This is how infertility impacts sex, according to a new US study. Couples doing fertility treatment report high sexual distress levels, age has a bearing, and men react differently to women.
Cue an eye-roll when I discuss sex with my clients. A rueful laugh.What do you expect? It’s a long way from champagne-fuelled honeymoon bliss.
The most extreme, challenging form of sex in captivity has got to be baby-making sex. Things change when you’re trying to conceive after a few months. The initial ‘eat-all-you-want buffet’ loses its appeal after third or fourth helpings. “We weren’t surprised to find sexual distress in couples who are infertile,’ revealed study author Dr T.S. Rowen, from the University of California in San Francisco. Quick caveat here. It’s not all doom and gloom. Recovery is quick. It’s a major part of my work – helping couples navigate what is arguably one of the hardest things they’ll ever face. Stress, anxiety and depression tarnish happiness and challenge relationships. Mind you, infertility can, and does, forge some of the strongest bonds. Not everyone is so lucky. The study finds younger women are worst hit. Why is this?
Women take on the burden of infertility. There’s so much emotion tied into women’s reproductive goals. Sex becomes a means to an end, stripped of fun, passion and eroticism. Sexual confidence, body image, libido and the well-being of a flourishing sex life get lost.
The study of 324 couples finds women who believe their own infertility to be the only cause, have the highest sexual impact scores. Simply a 0-90 SUDS- type score, so higher scores indicate greatest distress.
These average 38 for women and 25 for men. For women in couples with male-only infertility factors the impact is lowest.
Researchers worked with participants in the 20-45 age bracket from private and academic fertility centres. 40% were married at least 5 years.

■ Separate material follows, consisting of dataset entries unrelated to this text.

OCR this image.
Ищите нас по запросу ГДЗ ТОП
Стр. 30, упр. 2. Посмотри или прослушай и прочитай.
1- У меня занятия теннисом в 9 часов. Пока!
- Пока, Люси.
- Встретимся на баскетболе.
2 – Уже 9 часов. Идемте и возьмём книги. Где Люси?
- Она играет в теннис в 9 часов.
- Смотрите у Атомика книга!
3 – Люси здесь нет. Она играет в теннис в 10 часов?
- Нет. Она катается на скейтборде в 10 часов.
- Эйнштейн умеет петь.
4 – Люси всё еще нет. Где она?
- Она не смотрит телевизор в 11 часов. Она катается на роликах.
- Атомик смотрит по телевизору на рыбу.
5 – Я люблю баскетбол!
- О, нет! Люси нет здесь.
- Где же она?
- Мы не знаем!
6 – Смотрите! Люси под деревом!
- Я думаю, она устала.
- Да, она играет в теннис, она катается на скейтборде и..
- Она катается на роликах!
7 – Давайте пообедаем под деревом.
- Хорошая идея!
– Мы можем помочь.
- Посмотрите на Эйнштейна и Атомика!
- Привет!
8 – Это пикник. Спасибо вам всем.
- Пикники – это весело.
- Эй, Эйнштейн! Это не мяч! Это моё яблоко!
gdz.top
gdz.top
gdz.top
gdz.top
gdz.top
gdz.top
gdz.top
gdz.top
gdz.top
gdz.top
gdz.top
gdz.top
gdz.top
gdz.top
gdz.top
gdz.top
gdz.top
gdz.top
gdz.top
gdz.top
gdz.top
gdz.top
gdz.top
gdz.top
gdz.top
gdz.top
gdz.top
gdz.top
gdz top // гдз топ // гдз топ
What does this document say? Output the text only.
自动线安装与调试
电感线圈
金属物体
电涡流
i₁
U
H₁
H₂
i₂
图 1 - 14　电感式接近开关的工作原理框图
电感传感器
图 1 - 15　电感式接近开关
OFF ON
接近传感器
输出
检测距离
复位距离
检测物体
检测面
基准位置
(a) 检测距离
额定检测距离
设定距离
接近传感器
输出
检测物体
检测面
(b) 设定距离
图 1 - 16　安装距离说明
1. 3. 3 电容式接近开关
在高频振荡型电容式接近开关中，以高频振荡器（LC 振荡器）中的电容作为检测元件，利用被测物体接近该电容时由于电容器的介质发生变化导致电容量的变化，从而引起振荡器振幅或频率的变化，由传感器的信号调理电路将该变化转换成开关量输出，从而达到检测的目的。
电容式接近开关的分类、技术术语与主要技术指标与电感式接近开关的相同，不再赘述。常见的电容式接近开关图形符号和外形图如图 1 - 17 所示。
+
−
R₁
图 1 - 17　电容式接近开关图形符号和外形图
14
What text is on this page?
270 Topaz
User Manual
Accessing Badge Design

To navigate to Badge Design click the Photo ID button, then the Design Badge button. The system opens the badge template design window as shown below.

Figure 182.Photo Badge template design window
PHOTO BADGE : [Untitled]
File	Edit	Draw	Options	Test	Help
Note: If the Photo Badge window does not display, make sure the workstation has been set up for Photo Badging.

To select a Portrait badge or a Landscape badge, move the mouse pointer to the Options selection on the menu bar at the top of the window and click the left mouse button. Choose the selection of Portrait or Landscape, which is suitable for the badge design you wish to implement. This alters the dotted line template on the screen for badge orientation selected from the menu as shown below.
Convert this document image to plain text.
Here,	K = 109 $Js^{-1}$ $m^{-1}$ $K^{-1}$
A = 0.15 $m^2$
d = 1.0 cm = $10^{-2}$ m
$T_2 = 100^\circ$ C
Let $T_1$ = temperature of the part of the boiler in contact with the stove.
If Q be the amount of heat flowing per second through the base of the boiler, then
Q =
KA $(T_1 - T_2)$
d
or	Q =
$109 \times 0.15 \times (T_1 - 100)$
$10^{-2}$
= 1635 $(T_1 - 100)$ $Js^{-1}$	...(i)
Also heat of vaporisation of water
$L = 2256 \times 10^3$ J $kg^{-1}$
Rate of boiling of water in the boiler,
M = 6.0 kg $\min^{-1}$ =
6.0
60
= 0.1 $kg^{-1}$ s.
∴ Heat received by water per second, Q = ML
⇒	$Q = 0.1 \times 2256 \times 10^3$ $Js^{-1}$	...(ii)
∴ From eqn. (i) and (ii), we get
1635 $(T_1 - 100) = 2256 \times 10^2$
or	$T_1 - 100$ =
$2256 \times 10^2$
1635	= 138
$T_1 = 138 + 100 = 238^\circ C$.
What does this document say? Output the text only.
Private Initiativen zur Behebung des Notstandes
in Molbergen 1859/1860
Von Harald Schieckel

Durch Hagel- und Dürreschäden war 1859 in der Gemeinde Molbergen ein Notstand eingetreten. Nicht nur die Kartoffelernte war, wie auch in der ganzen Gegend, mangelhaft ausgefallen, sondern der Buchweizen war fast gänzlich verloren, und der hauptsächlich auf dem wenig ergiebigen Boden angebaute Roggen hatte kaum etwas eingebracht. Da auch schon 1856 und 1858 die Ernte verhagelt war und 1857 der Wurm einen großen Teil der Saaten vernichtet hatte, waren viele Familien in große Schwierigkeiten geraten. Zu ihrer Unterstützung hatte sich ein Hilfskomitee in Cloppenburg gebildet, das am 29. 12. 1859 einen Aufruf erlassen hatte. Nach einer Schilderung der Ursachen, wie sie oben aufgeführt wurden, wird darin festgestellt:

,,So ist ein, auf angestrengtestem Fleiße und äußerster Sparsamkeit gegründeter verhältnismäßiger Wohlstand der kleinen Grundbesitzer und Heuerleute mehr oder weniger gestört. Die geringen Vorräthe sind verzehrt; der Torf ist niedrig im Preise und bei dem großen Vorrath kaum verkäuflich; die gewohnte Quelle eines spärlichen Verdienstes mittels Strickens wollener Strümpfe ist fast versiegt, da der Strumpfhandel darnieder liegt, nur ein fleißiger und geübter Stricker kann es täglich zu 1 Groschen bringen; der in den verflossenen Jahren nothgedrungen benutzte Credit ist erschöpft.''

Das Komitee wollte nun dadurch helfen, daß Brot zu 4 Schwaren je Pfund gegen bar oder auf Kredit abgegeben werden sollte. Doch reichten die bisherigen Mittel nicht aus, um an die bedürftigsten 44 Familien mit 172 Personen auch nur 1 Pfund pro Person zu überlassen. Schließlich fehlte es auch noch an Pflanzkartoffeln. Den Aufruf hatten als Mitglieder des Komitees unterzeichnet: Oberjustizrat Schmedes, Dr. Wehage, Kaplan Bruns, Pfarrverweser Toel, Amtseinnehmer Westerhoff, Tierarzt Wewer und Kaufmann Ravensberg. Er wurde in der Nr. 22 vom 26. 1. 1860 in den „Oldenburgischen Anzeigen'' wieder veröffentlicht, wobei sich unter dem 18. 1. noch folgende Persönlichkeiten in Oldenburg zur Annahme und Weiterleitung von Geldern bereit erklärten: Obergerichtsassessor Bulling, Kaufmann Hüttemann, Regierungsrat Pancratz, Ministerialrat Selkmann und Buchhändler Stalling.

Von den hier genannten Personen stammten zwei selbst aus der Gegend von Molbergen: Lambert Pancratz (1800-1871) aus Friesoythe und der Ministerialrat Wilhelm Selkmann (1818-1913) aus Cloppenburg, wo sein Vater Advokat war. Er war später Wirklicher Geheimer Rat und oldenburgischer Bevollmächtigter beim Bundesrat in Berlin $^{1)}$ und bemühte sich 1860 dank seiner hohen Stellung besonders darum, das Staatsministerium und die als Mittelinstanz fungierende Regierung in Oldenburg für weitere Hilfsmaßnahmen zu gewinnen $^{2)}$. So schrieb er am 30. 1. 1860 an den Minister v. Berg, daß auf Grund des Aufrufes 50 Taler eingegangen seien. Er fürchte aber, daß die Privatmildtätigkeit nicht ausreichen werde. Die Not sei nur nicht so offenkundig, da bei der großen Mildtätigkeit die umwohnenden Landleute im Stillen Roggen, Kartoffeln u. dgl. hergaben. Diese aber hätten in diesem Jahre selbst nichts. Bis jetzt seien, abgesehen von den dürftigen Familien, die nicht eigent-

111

They had previous oral fertility medication, injectable drugs or IUI before joining the study.
Women who perceive their fertility issues as due only to male factors show the lowest sexual impact, while those who believe their own infertility was the only cause, score highest.
I notice even when infertility diagnoses are shared between a couple, or it’s unexplained infertility, women often ‘take the blame’.
“Women tended to attribute it to themselves more than it was overall attributable when it’s both male and female factor,’ continues Rowan.
Younger women, below age 40, showed higher impact scores than older participants.
“I think it would be really interesting to do a study of how often doctors talk to patients about sex lives,” said Dr. Rowen. Ha! Doctors may ask, but patients tell me their replies are often ambiguous, embarrassed and overly optimistic! Fear of judgement, fear of impacting treatment and a clinical focus are most often cited as reasons for withholding deeply personal information – along with that plain old embarrassment. Paradoxically, even the closest couples find it easiest to discuss their sex distress with me individually. Lack of desire, erectile dysfunction, and general hostility feature largely. I often see only one partner and change is quick.
I find men are less likely to categorise their whole relationship as unsatisfactory when sex is poor, whereas women are inclined to globalise difficulties right across the board, exacerbating stress and fuelling resentment.
Studies like this spark discussion and reduce feelings of isolation. Let’s open people up to getting proper help for real distress, right from the start. It’s a mental health and wellness issue which goes far beyond fertility.